Most LLM-based agent systems today rely on fixed structures: a predefined set of agents, roles, and interaction patterns.
This works well for many tasks, but it feels somewhat limiting when the task itself is highly variable.
For example, in scenarios like root cause analysis over logs, metrics, and traces:
- some problems are simple and require minimal reasoning
- others require multi-step exploration, hypothesis testing, and cross-signal correlation
Using a fixed agent setup in both cases can lead to:
- under-exploration (missing complex causes)
- or over-exploration (wasting tokens and time)
So I’ve been thinking about an alternative: instead of defining agents upfront, dynamically generate them at runtime based on the task and intermediate results.
In that setup:
- agents are instantiated only when needed
- their specialization emerges from the context
- coordination evolves during execution
This shifts the problem from "design the right agent system" to "let the system construct the right agent system"

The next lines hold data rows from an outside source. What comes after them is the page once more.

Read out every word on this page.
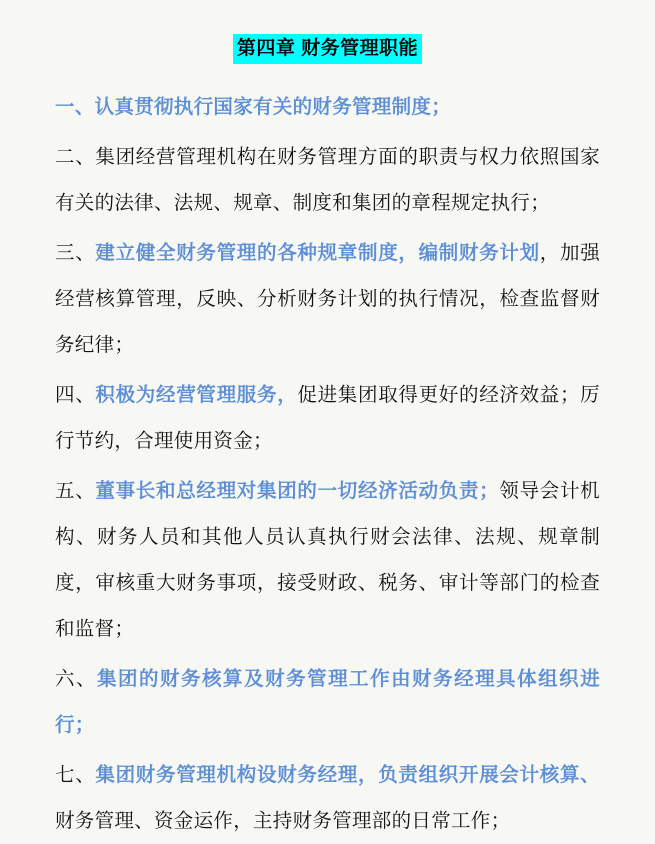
第四章 财务管理职能

一、认真贯彻执行国家有关的财务管理制度；

二、集团经营管理机构在财务管理方面的职责与权力依照国家有关的法律、法规、规章、制度和集团的章程规定执行；

三、建立健全财务管理的各种规章制度，编制财务计划，加强经营核算管理，反映、分析财务计划的执行情况，检查监督财务纪律；

四、积极为经营管理服务，促进集团取得更好的经济效益；厉行节约，合理使用资金；

五、董事长和总经理对集团的一切经济活动负责；领导会计机构、财务人员和其他人员认真执行财会法律、法规、规章制度，审核重大财务事项，接受财政、税务、审计等部门的检查和监督；

六、集团的财务核算及财务管理工作由财务经理具体组织进行；

七、集团财务管理机构设财务经理，负责组织开展会计核算、财务管理、资金运作，主持财务管理部的日常工作；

I’ve been experimenting with this idea in a research prototype, and it seems promising in terms of adaptability, but it raises a lot of open questions:
- Is this fundamentally different from planning / tool-use chains?
- How do you control cost vs exploration in such systems?
- What are good stopping criteria for dynamic agent expansion?
- Does this scale, or does coordination overhead dominate?
Curious to hear how people here think about this.